For years, companies have experimented with AI in isolated pockets described as “dots of colour” across the organization. Useful, perhaps. Transformational? Not quite. Now, the ground is shifting. Agentic AI isn’t about adding another layer of technology. It’s about rethinking how work gets done, end to end.
What makes agentic AI different?
Before diving into transformation, Edouard grounded the audience in a simple idea: agentic AI is just software… but software with agency. Traditional AI predicts and classifies. Generative AI creates. Agentic AI goes further. It can:
- Perceive information (read emails, documents, data)
- Reason about context
- Act by triggering workflows across systems
That combination changes everything. It also changes what companies need.

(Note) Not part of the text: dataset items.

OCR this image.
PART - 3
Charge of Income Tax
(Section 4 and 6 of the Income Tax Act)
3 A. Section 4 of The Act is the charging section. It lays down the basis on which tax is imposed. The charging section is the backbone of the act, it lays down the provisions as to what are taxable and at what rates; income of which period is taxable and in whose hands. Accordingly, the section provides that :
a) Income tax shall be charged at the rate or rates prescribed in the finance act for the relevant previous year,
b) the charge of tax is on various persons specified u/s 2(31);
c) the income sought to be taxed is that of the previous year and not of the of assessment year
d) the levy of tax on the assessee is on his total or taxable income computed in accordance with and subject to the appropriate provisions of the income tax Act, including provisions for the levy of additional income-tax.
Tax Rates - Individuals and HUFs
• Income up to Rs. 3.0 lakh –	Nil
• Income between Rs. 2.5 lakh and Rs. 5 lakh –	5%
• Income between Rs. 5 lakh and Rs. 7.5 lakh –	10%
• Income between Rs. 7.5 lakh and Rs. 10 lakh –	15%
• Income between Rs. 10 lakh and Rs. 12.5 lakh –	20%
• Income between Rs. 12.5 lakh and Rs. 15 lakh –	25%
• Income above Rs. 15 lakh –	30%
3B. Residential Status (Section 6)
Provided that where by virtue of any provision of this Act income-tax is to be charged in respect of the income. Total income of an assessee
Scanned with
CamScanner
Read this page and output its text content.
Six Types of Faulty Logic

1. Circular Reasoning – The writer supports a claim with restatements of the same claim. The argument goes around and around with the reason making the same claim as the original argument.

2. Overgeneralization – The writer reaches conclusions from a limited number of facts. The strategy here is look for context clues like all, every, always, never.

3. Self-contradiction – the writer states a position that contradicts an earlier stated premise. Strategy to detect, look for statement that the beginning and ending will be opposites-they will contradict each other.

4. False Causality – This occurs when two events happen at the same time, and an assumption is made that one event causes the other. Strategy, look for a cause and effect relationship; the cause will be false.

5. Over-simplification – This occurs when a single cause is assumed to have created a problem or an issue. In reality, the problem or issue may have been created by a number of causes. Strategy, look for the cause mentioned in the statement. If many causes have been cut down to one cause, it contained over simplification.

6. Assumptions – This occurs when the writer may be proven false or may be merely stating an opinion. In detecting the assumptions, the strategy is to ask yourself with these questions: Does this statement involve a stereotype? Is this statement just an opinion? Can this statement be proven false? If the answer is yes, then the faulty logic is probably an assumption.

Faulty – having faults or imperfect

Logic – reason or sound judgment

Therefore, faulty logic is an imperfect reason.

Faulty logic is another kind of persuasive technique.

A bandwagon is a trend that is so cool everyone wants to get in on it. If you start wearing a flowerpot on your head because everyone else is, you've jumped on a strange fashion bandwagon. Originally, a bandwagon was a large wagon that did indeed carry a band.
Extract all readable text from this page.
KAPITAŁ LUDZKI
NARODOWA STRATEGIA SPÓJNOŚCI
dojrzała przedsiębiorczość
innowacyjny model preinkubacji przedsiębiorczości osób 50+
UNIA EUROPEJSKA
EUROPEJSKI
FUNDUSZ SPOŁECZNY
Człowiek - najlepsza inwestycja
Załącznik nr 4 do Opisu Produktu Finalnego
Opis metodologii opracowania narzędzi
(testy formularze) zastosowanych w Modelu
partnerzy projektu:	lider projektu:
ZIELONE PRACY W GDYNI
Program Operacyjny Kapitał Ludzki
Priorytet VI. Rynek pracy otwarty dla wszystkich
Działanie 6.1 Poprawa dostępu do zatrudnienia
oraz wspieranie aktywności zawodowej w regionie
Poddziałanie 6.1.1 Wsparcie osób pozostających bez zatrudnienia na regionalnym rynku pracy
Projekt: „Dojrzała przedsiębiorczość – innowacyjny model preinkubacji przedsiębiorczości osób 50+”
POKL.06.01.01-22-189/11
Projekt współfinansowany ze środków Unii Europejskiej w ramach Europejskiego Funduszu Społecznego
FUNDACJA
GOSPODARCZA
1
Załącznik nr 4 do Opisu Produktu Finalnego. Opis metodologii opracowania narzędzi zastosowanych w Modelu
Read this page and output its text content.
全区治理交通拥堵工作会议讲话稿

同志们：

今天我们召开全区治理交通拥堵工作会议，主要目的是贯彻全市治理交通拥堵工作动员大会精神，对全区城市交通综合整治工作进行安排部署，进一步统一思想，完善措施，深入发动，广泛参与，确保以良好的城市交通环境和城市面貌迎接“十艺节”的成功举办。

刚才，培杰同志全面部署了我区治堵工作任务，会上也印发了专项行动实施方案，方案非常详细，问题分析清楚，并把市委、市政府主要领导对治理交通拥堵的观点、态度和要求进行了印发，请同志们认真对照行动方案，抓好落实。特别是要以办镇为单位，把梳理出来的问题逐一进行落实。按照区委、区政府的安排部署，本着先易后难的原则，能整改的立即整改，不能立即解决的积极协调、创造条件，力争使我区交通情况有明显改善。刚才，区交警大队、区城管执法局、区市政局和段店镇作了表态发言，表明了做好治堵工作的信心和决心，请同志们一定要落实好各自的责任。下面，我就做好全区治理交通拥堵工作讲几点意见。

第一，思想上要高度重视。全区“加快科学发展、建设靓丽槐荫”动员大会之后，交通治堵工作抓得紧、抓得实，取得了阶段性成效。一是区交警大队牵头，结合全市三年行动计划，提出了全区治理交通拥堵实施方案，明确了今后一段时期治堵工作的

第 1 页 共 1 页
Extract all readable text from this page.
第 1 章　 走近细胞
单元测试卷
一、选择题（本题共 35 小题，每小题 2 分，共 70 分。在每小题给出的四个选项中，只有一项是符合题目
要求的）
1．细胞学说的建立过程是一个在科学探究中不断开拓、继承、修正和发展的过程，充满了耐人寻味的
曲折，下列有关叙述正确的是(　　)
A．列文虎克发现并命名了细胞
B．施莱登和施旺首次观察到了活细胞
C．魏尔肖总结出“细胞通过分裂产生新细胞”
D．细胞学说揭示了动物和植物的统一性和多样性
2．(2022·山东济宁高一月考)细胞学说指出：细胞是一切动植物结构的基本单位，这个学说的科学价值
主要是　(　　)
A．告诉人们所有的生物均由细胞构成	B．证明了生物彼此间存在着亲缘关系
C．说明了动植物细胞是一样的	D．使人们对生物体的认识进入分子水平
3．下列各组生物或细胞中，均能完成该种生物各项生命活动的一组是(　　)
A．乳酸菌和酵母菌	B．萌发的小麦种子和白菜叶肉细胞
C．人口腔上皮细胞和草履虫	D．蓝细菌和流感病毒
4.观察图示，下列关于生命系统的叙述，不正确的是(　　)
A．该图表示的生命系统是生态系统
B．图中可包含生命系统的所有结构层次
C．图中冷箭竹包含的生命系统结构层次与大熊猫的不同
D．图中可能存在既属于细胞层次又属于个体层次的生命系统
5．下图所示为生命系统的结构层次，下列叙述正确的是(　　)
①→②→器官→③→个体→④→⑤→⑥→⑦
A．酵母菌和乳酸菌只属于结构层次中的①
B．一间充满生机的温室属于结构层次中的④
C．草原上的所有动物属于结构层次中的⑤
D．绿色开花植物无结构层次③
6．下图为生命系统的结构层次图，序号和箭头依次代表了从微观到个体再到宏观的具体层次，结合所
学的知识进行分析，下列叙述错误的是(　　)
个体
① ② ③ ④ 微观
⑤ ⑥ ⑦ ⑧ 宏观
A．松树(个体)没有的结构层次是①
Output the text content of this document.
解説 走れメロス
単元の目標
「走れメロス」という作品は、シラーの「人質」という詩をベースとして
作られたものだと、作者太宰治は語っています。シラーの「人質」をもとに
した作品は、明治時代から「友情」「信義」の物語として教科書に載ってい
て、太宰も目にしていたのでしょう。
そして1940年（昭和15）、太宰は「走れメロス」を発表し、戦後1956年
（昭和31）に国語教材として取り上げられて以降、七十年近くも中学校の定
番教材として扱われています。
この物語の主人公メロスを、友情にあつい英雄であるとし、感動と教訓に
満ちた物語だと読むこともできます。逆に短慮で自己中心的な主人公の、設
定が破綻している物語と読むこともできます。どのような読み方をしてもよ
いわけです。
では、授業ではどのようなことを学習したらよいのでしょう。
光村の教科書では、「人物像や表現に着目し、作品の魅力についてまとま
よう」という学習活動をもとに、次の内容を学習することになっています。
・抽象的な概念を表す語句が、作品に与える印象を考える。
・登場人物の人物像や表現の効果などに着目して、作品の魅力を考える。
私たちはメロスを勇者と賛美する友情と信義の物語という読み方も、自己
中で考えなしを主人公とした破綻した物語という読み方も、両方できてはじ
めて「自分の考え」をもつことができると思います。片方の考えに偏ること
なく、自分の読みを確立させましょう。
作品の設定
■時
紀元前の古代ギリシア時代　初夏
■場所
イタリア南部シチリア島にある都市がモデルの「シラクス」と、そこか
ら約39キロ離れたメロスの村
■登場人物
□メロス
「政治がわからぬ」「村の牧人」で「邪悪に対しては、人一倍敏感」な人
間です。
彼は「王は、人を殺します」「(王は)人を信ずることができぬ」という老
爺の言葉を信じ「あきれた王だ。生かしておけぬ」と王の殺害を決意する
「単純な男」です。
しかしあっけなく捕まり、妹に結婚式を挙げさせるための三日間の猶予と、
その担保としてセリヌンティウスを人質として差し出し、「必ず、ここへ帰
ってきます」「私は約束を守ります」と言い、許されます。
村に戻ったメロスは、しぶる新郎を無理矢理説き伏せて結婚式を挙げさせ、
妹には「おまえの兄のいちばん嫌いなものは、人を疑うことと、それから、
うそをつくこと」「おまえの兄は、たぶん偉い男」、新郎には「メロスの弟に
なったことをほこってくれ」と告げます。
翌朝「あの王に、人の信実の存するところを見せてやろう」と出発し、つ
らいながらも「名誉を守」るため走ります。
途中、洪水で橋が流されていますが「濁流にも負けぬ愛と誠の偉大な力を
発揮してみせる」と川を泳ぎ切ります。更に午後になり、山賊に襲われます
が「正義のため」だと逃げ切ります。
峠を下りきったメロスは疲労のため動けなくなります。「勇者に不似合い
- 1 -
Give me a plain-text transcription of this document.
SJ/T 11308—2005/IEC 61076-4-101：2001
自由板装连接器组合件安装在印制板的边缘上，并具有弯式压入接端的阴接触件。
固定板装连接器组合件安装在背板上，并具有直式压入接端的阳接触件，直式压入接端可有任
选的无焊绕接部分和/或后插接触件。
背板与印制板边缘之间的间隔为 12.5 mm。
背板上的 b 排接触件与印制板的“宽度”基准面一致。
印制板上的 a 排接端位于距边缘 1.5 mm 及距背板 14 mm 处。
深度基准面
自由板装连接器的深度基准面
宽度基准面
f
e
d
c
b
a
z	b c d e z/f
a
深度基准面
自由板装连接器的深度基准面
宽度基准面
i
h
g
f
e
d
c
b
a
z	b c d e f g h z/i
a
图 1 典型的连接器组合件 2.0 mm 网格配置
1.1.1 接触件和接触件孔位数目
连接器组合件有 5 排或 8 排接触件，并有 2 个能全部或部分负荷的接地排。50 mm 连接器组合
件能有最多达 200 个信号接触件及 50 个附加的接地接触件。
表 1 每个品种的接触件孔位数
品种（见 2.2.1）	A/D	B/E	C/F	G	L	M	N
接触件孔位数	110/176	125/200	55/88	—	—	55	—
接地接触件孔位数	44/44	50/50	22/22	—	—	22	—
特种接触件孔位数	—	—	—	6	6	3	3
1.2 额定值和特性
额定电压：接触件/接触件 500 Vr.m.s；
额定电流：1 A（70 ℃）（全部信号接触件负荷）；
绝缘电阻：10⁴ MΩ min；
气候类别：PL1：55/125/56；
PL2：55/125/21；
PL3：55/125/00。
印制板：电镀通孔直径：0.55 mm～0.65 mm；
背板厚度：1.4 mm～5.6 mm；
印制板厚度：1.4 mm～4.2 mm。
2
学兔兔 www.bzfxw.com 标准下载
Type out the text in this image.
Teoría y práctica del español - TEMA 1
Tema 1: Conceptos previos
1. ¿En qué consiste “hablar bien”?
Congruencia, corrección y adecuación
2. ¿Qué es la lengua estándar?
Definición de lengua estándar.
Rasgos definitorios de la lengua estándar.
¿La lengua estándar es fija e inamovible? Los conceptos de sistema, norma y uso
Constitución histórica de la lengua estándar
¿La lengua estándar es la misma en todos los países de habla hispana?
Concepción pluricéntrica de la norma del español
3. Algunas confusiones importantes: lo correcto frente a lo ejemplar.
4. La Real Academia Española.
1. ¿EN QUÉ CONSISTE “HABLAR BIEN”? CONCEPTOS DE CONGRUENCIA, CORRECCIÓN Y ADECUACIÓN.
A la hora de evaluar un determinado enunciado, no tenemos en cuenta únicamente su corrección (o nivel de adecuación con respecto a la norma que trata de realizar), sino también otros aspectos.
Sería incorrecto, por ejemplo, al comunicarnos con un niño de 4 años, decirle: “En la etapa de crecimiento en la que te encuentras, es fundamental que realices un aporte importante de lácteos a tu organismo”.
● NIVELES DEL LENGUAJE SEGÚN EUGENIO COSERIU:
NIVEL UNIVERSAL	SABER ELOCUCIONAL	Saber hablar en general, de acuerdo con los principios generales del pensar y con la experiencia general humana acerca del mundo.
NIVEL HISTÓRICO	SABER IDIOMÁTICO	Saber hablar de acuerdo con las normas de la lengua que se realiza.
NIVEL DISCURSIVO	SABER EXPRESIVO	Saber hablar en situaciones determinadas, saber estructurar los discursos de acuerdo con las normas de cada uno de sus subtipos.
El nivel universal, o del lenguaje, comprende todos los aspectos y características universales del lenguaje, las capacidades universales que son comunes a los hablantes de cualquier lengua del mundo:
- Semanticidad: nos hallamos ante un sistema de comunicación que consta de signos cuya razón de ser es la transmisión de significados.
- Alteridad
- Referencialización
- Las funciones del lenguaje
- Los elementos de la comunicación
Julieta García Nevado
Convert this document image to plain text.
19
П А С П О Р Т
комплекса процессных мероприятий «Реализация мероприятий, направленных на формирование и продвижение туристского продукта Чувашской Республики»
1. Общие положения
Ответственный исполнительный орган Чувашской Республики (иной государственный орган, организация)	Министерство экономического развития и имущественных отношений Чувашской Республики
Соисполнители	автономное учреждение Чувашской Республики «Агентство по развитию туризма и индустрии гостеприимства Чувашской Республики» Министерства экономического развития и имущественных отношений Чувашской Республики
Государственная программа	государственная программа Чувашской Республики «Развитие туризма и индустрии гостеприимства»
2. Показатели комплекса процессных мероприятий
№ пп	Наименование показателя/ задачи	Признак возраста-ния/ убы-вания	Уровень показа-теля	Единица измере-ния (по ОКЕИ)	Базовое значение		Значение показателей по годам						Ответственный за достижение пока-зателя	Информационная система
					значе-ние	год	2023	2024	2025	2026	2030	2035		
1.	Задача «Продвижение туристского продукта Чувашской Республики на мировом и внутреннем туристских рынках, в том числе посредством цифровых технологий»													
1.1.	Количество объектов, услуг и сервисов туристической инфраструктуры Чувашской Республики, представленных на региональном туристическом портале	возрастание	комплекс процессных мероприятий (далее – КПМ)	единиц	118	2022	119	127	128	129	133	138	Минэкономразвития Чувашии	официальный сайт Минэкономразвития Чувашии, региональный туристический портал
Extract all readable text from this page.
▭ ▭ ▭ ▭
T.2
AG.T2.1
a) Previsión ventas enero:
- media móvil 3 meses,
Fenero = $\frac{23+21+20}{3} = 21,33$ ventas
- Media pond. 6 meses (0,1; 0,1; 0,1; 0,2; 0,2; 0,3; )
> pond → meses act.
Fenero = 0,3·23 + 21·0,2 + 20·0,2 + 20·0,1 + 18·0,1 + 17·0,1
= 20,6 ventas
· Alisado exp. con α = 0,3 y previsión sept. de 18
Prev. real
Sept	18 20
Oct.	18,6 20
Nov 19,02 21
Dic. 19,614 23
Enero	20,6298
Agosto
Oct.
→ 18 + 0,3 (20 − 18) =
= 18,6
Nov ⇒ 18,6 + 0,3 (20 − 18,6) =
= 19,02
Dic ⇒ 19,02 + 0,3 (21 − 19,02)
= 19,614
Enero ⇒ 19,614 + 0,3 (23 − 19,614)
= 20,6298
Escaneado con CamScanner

With predictive AI, success depended on large volumes of historical data. With agentic AI, the real challenge is semantic clarity: a shared understanding of what things mean across the organisation.
If a company can’t clearly define what a “product,” “role,” or “promotion” is, an agent won’t be able to operate effectively. As Edouard put it, without that common language, “the agent simply can’t navigate.”
From theory to reality: the Carrefour case
To prove this isn’t just theory, Edouard walked through a concrete transformation at Carrefour. The starting point was deliberately modest: a 20-person market research team responsible for evaluating new store openings. Each request triggered a familiar process repeated around 400 times a year:
- A brief from the real estate team
- One to two months of analysis
- A 20–30 page report
Rather than automate parts of the workflow, the team broke it down completely, mapping around 150 individual steps before redesigning the process from scratch. The key was shifting the agent upstream. Instead of sitting with the research team, the agent was placed directly in the hands of the people initiating the request. The impact was immediate:
- Around half of projects were filtered out upfront
- Viable cases were analysed in minutes instead of months
- The process delivered 50–70% productivity gains
But the real shift wasn’t just speed. It was structural. The role of the team changed, and so did the flow of work across the organization.
Scaling beyond a single use case
Following this success, Carrefour didn’t roll out more isolated agents. Instead, they systematically scanned the organization and evaluated every process across functions like merchandising, finance, and HR, all based on three criteria:
- Does it span multiple systems?
- Does it involve repeated handoffs between teams?
- Does it rely on repetitive, pattern-based thinking?
This led to new applications, including:
- Automating finance closing anomalies
- Reviewing promotional catalogues
- Validating supplier inputs before they enter the system
In each case, the principle was the same: don’t automate the middle—reshape the workflow.
Lessons from the trenches: A playbook for agentic transformation
Based on these deployments, several patterns are emerging for leaders.
- Set a bold North Star: Small efficiency gains won’t justify the investment. The companies seeing results are aiming for step changes,like 30% cost reductions and 50% faster processes, not incremental tweaks.
- This is a CEO-level transformation: Agentic AI cuts across functions. Left to individual departments, it creates fragmentation. Driven from the top, it becomes a unifying force.
- Don’t automate broken processes: Simply layering agents onto existing workflows risks reinforcing inefficiencies. The real value comes from redesigning how work flows before, during, and after the task.
- Focus on the right use cases: The best candidates share common traits: multi-system complexity, repeated coordination, and predictable decision patterns.
- Get the foundations right: Agentic AI doesn’t remove the need for structure, it raises the bar. Clean data, clear definitions, and aligned systems are prerequisites, not afterthoughts.
A shift in mindset, not just technology
Perhaps the most striking takeaway is how little of this is about technology alone. Edouard estimates that a successful agentic rollout is only 20% technology. The rest is 30% change management and 50% end-to-end process reinvention.
There is “zero magic” in agentic AI, assures Edouard.
Leadership must understand how functions will be drastically disrupted and be prepared to do the hard work of fixing underlying processes. Technology alone will not save the business. But for an organization willing to fundamentally rethink how work gets done, the agentic revolution offers an unprecedented opportunity to unlock productivity and growth.
The companies that succeed won’t be the ones experimenting with the most tools, but the ones willing to rethink how their organisations actually operate.
The bottom line
Agentic AI isn’t just another phase of digital transformation. It’s a shift in how decisions are made, how work is structured, and where human effort is applied. For retailers like Carrefour, the ambition is clear: less time spent on administrative work, more time focused on customers.
The question is no longer whether AI can create value. It’s whether organizations are ready to redesign themselves around it.